What happens if an administrator's laptop is stolen, or a web server is hacked and the private key is stolen? The certificate hasn't reached its expiration date, but it can no longer be trusted. We must revoke it.
Historically, CAs maintained a Certificate Revocation List (CRL), which is a published roster of digital certificates that have been revoked before their expiration date. However, downloading massive lists constantly is inefficient for browsers.
To solve this, the Online Certificate Status Protocol (OCSP) was created. OCSP allows clients to query a Certificate Authority regarding the revocation status of a specific digital certificate in real time.
But imagine millions of browsers hitting a CA's OCSP server simultaneously—the CA would crumble under the traffic. The elegant solution is OCSP stapling. OCSP stapling allows a web server to provide the client with a time-stamped, digitally signed OCSP response during the initial TLS handshake. The web server queries the CA periodically, "staples" the CA's signed "all clear" message to its own certificate, and hands it to the browser. Because the server does the querying, OCSP stapling reduces the processing load on the Certificate Authority's OCSP responders.
Managing private keys at an enterprise scale introduces unique risks. If an employee encrypts vital company files using their user certificate and then leaves the company or loses their smart card, that data is permanently lost unless you have a backup plan.
Key escrow involves securely storing a backup copy of a private key with a trusted third party. In a corporate environment, this is often an internal enterprise CA. Ultimately, key escrow allows an organization or law enforcement agency to recover encrypted data if the original private key is lost or unavailable.
Another advanced defense mechanism is Certificate pinning. Standard browsers trust hundreds of CAs. If an attacker compromises just one obscure CA, they can issue a fraudulent certificate for your domain and execute a Man-in-the-Middle (MITM) attack. Certificate pinning forces a client application to trust only a specific certificate or specific public key for a designated host. By hardcoding the expected public key into a mobile app, for example, certificate pinning mitigates man-in-the-middle attacks by preventing attackers from using fraudulent certificates issued by compromised Certificate Authorities.

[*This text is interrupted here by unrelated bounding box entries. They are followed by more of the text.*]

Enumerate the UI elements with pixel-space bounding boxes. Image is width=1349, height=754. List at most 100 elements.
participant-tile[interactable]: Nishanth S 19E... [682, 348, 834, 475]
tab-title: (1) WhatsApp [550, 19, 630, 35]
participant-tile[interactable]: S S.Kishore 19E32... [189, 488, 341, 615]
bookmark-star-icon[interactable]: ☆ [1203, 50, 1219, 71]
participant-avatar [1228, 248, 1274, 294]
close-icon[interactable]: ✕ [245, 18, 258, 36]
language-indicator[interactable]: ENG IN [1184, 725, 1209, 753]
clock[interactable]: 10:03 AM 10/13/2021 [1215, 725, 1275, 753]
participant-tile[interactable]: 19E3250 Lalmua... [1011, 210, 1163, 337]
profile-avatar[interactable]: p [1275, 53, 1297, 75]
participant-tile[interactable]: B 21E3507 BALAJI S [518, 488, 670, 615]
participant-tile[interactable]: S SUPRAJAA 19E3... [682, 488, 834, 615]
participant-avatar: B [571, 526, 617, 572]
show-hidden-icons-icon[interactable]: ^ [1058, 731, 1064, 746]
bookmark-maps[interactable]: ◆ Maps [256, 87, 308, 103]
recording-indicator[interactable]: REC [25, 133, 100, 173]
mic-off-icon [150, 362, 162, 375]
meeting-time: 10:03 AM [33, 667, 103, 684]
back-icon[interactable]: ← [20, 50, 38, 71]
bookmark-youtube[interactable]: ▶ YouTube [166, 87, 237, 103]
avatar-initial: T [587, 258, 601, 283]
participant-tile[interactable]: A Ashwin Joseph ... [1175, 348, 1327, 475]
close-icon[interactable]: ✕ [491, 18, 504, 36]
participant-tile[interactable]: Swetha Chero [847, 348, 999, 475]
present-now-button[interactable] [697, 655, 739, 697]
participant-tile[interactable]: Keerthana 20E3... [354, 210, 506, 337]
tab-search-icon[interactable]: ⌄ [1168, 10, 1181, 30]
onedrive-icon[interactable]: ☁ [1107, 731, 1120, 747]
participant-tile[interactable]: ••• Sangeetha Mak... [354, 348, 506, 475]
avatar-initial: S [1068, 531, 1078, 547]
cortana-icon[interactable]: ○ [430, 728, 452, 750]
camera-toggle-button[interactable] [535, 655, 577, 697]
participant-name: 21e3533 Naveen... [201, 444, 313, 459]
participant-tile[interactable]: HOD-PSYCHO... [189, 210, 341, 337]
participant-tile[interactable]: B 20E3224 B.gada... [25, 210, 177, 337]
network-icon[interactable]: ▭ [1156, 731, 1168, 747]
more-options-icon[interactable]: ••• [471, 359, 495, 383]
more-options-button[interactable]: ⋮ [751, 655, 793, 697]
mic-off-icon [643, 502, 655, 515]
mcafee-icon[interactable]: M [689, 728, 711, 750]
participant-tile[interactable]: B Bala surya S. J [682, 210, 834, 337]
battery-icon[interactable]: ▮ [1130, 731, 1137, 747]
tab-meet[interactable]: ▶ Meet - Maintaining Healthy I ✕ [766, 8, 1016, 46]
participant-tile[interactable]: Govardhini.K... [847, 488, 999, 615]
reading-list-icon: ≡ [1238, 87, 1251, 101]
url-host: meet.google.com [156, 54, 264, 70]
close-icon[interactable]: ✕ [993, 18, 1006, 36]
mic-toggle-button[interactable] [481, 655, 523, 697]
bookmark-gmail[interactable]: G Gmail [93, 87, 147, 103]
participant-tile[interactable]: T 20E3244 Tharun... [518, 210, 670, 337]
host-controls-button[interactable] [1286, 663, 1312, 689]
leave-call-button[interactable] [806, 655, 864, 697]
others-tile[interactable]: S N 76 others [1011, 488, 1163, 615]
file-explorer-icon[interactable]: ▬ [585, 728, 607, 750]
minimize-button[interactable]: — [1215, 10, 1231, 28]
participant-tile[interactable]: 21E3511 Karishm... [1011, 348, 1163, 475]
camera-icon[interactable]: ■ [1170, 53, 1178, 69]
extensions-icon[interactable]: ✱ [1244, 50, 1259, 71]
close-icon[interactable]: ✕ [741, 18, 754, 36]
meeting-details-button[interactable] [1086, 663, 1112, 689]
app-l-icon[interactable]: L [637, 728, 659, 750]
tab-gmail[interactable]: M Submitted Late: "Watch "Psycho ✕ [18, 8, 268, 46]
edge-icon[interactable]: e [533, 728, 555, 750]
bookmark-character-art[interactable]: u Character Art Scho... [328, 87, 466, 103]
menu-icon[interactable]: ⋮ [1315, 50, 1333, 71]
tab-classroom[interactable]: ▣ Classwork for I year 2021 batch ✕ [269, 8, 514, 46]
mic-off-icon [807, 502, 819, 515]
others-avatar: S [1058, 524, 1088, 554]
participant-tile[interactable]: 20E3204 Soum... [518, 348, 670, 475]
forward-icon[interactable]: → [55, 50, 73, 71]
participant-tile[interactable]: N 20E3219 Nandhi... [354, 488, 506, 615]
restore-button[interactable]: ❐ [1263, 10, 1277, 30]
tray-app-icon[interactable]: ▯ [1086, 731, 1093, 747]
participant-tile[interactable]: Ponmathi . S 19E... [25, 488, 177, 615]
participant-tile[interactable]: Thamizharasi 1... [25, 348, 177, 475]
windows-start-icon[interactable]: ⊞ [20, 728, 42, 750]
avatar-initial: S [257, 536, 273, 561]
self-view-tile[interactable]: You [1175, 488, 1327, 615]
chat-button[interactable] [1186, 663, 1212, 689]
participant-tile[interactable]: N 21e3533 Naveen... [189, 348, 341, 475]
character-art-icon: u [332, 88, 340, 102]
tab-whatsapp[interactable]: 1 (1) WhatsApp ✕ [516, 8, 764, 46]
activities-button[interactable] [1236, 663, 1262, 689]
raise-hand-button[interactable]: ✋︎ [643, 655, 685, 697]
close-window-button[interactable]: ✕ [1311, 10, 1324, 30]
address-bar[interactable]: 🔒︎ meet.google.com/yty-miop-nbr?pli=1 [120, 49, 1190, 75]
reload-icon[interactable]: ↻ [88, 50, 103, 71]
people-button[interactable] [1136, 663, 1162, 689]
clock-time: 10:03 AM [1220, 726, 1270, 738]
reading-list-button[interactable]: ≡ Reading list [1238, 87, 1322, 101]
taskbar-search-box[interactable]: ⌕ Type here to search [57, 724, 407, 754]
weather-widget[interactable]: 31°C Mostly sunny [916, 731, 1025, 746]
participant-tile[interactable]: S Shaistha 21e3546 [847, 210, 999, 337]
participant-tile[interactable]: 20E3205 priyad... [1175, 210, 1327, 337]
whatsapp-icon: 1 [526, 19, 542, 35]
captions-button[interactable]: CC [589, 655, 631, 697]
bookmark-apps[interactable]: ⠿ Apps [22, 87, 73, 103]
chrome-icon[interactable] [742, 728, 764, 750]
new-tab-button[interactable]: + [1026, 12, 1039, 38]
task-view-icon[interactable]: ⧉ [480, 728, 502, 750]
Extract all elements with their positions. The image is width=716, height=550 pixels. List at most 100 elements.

In your daily work, you will interact with digital certificates as files. Depending on the operating system (Linux vs. Windows) or the web server (Apache vs. IIS), you will need to handle different file formats. Understanding these formats is critical for baseline security administration.

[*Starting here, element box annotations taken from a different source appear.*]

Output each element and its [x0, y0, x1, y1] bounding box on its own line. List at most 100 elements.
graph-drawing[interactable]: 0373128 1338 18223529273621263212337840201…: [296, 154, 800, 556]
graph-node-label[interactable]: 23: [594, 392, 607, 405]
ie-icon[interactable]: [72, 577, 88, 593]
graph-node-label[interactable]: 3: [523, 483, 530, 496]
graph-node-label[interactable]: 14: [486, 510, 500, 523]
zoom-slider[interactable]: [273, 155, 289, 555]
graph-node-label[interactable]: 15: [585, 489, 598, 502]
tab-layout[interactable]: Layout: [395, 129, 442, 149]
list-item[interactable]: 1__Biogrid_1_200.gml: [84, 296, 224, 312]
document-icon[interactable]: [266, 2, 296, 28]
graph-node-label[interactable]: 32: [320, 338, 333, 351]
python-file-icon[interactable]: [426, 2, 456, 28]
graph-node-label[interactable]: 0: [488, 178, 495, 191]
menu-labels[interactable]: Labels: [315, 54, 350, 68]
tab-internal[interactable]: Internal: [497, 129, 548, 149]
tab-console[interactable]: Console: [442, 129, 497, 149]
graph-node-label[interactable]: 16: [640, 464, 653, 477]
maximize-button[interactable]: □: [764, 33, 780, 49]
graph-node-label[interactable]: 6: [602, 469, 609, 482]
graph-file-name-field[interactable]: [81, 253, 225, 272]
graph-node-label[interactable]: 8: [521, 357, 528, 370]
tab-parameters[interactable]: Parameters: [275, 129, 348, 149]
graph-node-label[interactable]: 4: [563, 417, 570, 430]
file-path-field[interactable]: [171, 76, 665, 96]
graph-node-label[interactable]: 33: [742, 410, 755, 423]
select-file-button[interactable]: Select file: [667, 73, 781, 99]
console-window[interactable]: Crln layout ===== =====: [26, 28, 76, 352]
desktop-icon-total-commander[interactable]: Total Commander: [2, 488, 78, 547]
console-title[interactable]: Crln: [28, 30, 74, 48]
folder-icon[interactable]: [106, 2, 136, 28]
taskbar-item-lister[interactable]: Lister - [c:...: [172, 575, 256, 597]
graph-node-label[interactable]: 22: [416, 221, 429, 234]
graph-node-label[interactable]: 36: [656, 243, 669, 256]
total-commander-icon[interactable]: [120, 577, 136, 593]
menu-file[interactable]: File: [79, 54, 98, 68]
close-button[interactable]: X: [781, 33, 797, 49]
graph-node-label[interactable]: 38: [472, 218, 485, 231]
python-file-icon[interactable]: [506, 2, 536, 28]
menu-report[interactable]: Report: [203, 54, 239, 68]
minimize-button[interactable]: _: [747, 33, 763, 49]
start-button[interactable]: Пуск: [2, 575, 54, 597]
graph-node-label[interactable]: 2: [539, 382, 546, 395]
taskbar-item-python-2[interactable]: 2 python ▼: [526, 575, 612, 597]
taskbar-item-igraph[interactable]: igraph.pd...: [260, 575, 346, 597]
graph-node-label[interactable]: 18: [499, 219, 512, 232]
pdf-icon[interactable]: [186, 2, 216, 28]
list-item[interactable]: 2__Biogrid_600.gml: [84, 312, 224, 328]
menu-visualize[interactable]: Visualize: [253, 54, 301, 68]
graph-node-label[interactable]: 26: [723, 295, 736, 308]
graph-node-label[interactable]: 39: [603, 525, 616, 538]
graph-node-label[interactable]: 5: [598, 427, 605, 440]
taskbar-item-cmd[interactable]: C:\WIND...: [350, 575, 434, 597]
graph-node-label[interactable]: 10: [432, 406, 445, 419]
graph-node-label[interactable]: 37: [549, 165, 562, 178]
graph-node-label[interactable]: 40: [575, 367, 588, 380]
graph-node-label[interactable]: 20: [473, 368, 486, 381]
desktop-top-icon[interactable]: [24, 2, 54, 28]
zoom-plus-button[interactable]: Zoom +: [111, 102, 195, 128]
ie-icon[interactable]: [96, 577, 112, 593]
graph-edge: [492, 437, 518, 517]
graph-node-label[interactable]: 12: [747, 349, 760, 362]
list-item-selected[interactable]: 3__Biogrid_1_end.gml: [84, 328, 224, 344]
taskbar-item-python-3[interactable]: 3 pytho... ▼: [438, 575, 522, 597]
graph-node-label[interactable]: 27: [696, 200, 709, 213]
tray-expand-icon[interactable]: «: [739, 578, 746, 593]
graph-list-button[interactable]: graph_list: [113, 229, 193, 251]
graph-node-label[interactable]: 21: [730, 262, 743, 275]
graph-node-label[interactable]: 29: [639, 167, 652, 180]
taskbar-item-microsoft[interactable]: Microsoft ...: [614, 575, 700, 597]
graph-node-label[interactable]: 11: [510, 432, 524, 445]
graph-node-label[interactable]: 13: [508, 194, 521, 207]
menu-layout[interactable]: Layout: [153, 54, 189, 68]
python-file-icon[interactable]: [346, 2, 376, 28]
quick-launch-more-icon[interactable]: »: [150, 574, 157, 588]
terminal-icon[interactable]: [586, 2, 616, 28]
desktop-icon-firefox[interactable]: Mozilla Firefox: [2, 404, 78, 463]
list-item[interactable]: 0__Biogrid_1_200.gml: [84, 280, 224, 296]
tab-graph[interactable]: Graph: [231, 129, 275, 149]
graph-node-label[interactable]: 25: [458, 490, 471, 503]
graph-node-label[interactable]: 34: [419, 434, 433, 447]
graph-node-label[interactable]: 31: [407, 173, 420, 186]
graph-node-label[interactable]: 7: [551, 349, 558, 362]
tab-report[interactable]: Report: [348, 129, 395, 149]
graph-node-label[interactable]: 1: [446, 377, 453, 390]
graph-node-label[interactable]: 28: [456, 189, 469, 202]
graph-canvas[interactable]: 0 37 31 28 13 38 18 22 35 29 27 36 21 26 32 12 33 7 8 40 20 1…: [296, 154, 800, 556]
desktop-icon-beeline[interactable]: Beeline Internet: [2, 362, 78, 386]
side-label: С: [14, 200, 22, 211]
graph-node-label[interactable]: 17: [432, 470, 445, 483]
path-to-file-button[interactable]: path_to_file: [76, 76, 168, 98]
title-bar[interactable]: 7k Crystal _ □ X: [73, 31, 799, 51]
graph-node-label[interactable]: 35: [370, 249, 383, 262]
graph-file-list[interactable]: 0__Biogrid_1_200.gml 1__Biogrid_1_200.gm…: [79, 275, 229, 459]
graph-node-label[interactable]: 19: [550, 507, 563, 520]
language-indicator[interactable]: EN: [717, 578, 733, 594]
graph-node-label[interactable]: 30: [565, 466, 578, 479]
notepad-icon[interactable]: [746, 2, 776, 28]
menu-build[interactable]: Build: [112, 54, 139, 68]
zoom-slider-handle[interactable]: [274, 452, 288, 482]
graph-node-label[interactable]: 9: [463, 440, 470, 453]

| Format Name | Encoding | Characteristics | Common Extensions |
|---|---|---|---|
| PEM (Privacy Enhanced Mail) | Base64 ASCII | Privacy Enhanced Mail (PEM) is a common certificate file format that uses Base64-encoded ASCII text. Because it is text-based, you can open it in Notepad and easily copy/paste it. | Privacy Enhanced Mail files typically use file extensions such as .pem, .crt, .cer, or .key. |
| DER (Distinguished Encoding Rules) | Binary | Distinguished Encoding Rules (DER) is a purely binary format used for storing digital certificates. Commonly used in Java environments. | .der, .cer |
| PKCS#12 | Binary | PKCS#12 (PFX) is a binary certificate format capable of storing the entire certificate chain and the private key in a single password-protected file. Heavily used in Windows environments to import/export identities. | .pfx, .p12 |
| PKCS#7 | Base64 ASCII | PKCS#7 (P7B) is a Base64-encoded certificate format that can contain the digital certificate and the certificate chain but cannot store the private key. | .p7b, .p7c |
Understanding PKI is not just about memorizing acronyms; it is about grasping how mathematical asymmetry creates a chain of trust in a fundamentally untrustworthy world. From the offline Root CA sleeping in a vault to the momentary OCSP staple passing between a web server and a browser, every component works together to verify reality in the digital realm.